Update on the Maire Whelan controversy in Ireland

The controversial appointment of former Attorney General Maire Whelan to Ireland’s Court of Appeal last week continues to draw headlines. Minority parties in the government have alleged several improprieties with the appointment, including that Whelan never formally applied for the post through the Judicial Appointment Advisory Board, and that she remained in the Cabinet meeting while her appointment was being debated.

The country’s new Taoiseach, Leo Varadkar, has insisted that no laws were broken, and that Whelan is unquestionably qualified for the post.  Even the opposition appears to (grudgingly) admit both of these facts.  But, the opposition parties argue, failure to adhere to standard appointment practices violates the spirit–if not the letter–of the government’s confidence and supply agreement.

Whelan was formally appointed to the court yesterday.

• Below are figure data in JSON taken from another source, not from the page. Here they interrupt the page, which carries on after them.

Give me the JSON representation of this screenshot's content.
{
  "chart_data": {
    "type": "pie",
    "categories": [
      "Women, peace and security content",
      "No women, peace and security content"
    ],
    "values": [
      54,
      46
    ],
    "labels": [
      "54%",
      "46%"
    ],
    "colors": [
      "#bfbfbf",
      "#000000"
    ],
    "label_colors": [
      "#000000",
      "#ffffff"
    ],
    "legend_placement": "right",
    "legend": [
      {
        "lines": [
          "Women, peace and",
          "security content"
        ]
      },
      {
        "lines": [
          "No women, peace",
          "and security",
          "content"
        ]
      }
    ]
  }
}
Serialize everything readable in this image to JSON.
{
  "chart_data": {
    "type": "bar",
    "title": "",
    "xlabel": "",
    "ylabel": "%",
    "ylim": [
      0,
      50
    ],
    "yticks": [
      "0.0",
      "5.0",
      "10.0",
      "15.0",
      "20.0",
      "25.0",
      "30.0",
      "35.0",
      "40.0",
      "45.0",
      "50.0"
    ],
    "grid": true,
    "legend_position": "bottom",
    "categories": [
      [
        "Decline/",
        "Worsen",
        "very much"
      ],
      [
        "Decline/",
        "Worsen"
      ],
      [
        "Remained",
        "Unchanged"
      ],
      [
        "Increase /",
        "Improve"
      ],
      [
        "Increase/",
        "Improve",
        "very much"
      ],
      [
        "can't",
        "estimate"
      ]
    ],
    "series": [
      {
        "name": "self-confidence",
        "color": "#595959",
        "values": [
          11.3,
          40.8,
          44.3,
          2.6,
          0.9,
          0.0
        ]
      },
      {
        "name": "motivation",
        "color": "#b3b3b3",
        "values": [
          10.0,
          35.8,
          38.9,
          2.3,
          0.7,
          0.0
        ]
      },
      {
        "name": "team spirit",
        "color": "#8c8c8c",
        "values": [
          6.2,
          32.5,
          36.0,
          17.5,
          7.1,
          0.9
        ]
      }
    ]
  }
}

Meanwhile, the Irish Times editorializes that

Nobody comes out of this well. Not Fine Gael, not Fianna Fáil, not the Independent ministers. A Fine Gael-led Government uses the final Cabinet meeting before a change of taoiseach to push through the nomination of its attorney general as a senior judge. The Independents agree to the selection then protest against their own decision two days later. And Fianna Fáil whips itself into a state of indignation on the basis that it doesn’t like the system of judicial appointments the party itself designed and used in the same way in office.